Die Erkältung

Erkältungskrankheiten: Entstehung und Verlaufallergy-18656_1280

Alle Jahre wieder – besonders zu Beginn der kalten Jahreszeit – häufen sich die Fälle von Erkältungskrankheiten. Eine Erkältung ist eine Atemwegsentzündung, die oft nach Kälteeinwirkung auftritt. Sie ist die häufigste Infektionskrankheit beim Menschen überhaupt. Die Ursache hierfür ist eine Virusinfektion, die besonders bei einem geschwächten Immunsystem schnell zu einer Erkältungserkrankung führen kann. Die Symptome sind individuell verschieden, doch gibt es auch typische Merkmale für den Verlauf einer Erkältung.

 

Risikofaktoren für eine Erkältung

Unterkühlung ist ein Hauptrisikofaktor, der bei vielen Erkrankungen eine Rolle spielt. Sollten Sie sich bei Ihrem letzten Spaziergang beispielsweise nicht richtig gekleidet oder sich gar nasse Füße geholt haben, kann es leicht passieren, dass sich nach etwa 12 bis 72 Stunden die ersten Anzeichen einer Erkältung zeigen. Auch Stress und Schlafmangel erhöhen das Risiko. Die eigentliche Ursache sind Viren, gegen die sich die geschwächte Immunabwehr des unterkühlten Körpers nicht richtig zur Wehr setzen kann. Insgesamt gibt es über 200 Arten dieser Viren, die einen Schnupfen oder andere Erkältungssymptome verursachen können. Die Ansteckung erfolgt durch die sogenannte Tröpfcheninfektion. Durch das Niesen und Husten erkrankter Personen, aber auch durch Sprechen gelangen kleine Schleimtröpfchen in die Luft, die eingeatmet werden. So gelangen die Erreger in den Körper und können die Infektion in Gang setzen. Einfacher Körperkontakt wie Händeschütteln ist ein weiterer Weg der Übertragung. Auch gebrauchte Taschentücher, Bestecke, Tassen und andere Gegenstände der Infizierten können an einer Ansteckung schuld sein.

 

Typische Symptome einer Erkältungserkrankung

Zu Beginn des Krankheitsverlaufs kommt es typischerweise zu einem trockenen, unangenehm kratzenden Gefühl in der Nase und an der Hinterwand des Rachens.
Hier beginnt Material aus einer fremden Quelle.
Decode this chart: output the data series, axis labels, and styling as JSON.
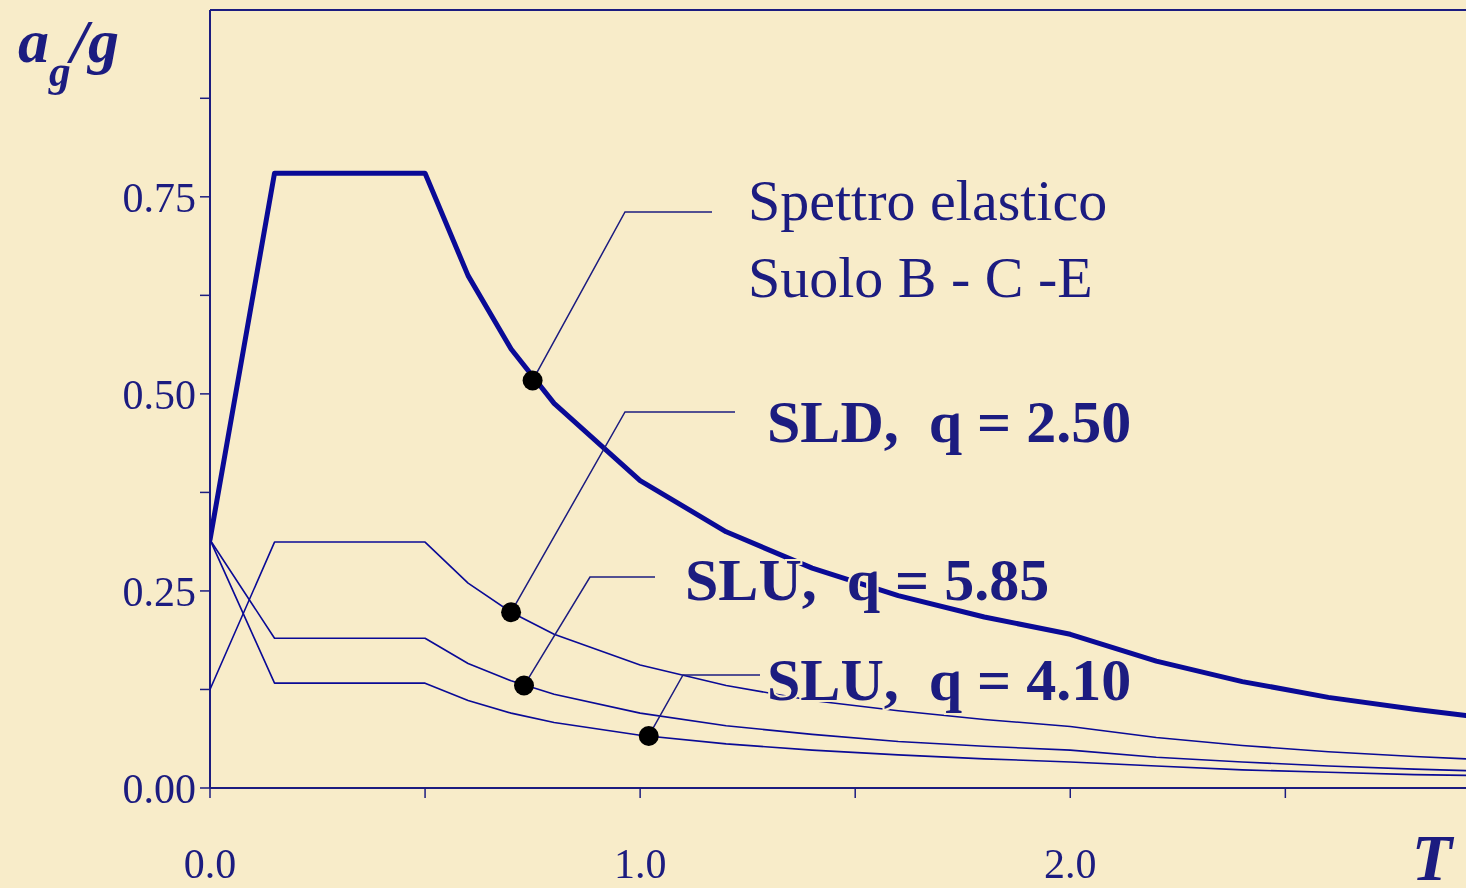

Die Temperatur ist leicht erhöht. Sie frösteln und fühlen sich matt, Ihre Nase ist verstopft. Die Ursache ist eine Schleimhautschwellung aufgrund verstärkter Durchblutung. Die Luftwege sind verschlossen durch große Schleimmengen, die die Erreger fortschwemmen sollen. Auch Niesen und Husten sind eine Abwehrreaktion des Körpers gegen die Reizung der Atemwege. In der Nacht sind die Hustenanfälle besonders störend. Da der vermehrte Schleim nicht so oft abgehustet wird, versperrt er die Atemwege. Die Folge ist, dass nun durch den Mund kalte Luft eingeatmet wird, was die Atemwege noch zusätzlich reizt. Hinzu kommen häufig Kopfweh sowie Muskel- und Gliederschmerzen. Bei einfachen Erkältungen dauert es etwa eine Woche, bis die Symptome abklingen. Sollte zu der durch Viren verursachten Erkältung noch eine bakterielle Infektion hinzukommen, so kann die Erkrankung bei deutlich schwereren Symptomen zwei bis drei Wochen andauern.

 

Erkältungen bei Kindern und älteren Menschen

Insbesondere jüngere Kinder sind häufig von Erkältungsbeschwerden betroffen. Das liegt vor allem daran, dass ihr Immunsystem noch nicht trainiert ist, und fast jeder Kontakt mit einem neuen Erkältungsvirus zu einer Erkrankung führt. Es ist nicht ungewöhnlich, wenn sie zwischen sechs und zehn Mal im Jahr erkranken. Wichtig ist, bei den ersten Symptomen schnell zu handeln, damit es nicht zu Komplikationen wie Nebenhöhlen- oder Mittelohrentzündung kommt. Personen im fortgeschrittenen Alter sind bei Erkältungskrankheiten besonders gefährdet, weil ihr Immunsystem häufig geschwächt ist. Wenn neben den typischen Symptomen beim Verlauf der Erkältung noch steigende Temperatur, Atembeschwerden und Schmerzen in der Brust auftreten, können dies Warnsignale für eine beginnende Lungenentzündung sein.